A 15-year-old netizen in Xianyang (center) was arrested for “insulting a marshal”. (Web Photo)
On April 4, a notice from the Communist Party of China’s Xianyang “Net Security Patrol and Law Enforcement” showed that 15-year-old netizen “Guo Cheng Da Da” (a boy surnamed Zhang from Xianyang’s Sanyuan County) was disposed of after being reported for posting bad information.
Then, on April 6, the Communist Party’s Jiangsu Internet police issued a notice showing that another netizen surnamed Chen had been detained for allegedly using multiple accounts to continuously post “insulting” comments about the victims of the Nanjing Massacre, but the notice did not disclose the details.
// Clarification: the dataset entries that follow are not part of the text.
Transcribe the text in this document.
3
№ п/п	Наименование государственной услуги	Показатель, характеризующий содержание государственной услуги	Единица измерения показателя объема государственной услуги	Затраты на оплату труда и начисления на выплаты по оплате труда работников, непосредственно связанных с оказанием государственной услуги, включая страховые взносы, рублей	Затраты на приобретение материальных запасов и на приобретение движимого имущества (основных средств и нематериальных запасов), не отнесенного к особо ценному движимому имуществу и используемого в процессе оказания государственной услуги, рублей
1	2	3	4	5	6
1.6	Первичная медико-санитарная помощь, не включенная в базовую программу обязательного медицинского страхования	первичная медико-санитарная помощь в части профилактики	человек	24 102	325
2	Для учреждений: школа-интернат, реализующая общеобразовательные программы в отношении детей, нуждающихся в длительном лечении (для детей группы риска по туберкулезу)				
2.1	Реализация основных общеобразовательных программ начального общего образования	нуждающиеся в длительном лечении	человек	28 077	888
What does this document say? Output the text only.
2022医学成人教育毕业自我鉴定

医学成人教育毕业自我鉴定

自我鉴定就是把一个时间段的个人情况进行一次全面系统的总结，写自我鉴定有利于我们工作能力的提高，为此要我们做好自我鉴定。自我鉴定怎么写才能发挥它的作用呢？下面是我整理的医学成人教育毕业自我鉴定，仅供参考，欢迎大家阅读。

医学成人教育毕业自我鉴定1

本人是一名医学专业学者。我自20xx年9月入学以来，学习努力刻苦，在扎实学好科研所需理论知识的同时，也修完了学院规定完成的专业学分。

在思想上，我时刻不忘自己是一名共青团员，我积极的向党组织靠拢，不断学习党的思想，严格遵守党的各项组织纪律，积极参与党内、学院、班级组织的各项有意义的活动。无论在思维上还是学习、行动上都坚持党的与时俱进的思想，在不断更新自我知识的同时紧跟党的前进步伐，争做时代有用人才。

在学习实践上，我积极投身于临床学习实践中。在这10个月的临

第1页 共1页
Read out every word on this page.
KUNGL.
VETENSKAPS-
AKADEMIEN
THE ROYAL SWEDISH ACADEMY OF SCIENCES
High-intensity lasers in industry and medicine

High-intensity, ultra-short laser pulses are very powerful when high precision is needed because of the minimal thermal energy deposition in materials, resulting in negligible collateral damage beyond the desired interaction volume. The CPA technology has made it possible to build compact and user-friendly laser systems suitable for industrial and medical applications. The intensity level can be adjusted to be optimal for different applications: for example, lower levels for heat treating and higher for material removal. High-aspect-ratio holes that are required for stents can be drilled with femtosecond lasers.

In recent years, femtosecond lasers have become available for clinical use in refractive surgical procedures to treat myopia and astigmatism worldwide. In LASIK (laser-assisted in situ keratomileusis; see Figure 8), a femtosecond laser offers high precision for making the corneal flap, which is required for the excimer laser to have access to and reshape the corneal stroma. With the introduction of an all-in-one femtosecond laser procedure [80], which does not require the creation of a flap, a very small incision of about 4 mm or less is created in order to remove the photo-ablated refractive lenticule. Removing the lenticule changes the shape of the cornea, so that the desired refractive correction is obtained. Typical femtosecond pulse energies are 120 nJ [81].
The Chinese Communist Party has stepped up its efforts to block online speech, and on April 1, a netizen named “Sea and Air Guard” (Wang Mou, 63) was criminally detained for allegedly insulting martyr Wang Wei and insulting the martyr’s widow.
According to an April 2 report by Rights Defense Network, Chen Shaotian, a Henan-based netizen known as the “national scolding brother,” was recently sentenced to one year and two months in prison for “insulting and scandalizing state officials” for his insinuations about current politics on the Internet.
Chinese prosecutors accused Chen of making videos of himself and posting them on Twitter between March 2020 and January 2021, 50 of which were videos “speculating on hot and sensitive events in China, attacking the political system and insulting and scandalizing state officials,” because his words and actions “The videos “seriously damaged the country’s image.
Hebei rights activist Sun Wanping was previously fined seven days of administrative detention after being forcibly summoned for questioning by police over comments he made on Twitter.
Wang Jingyu, a 19-year-old U.S.-based Chinese, was fled across the border by Chinese authorities after she posted on Weibo questioning official claims about soldiers killed on the China-India border. Wang is just one of at least seven people involved in the controversy over his comments.
Wang said to foreign media that he was uncomfortable with the official reports of the Chinese Communist Party that were completely fabricated and reckless, and that he did not want to live in a country full of lies. He said that the CCP’s education starts from kindergarten with fabrications and deceptions, and that “this evil party, sooner or later, will die.”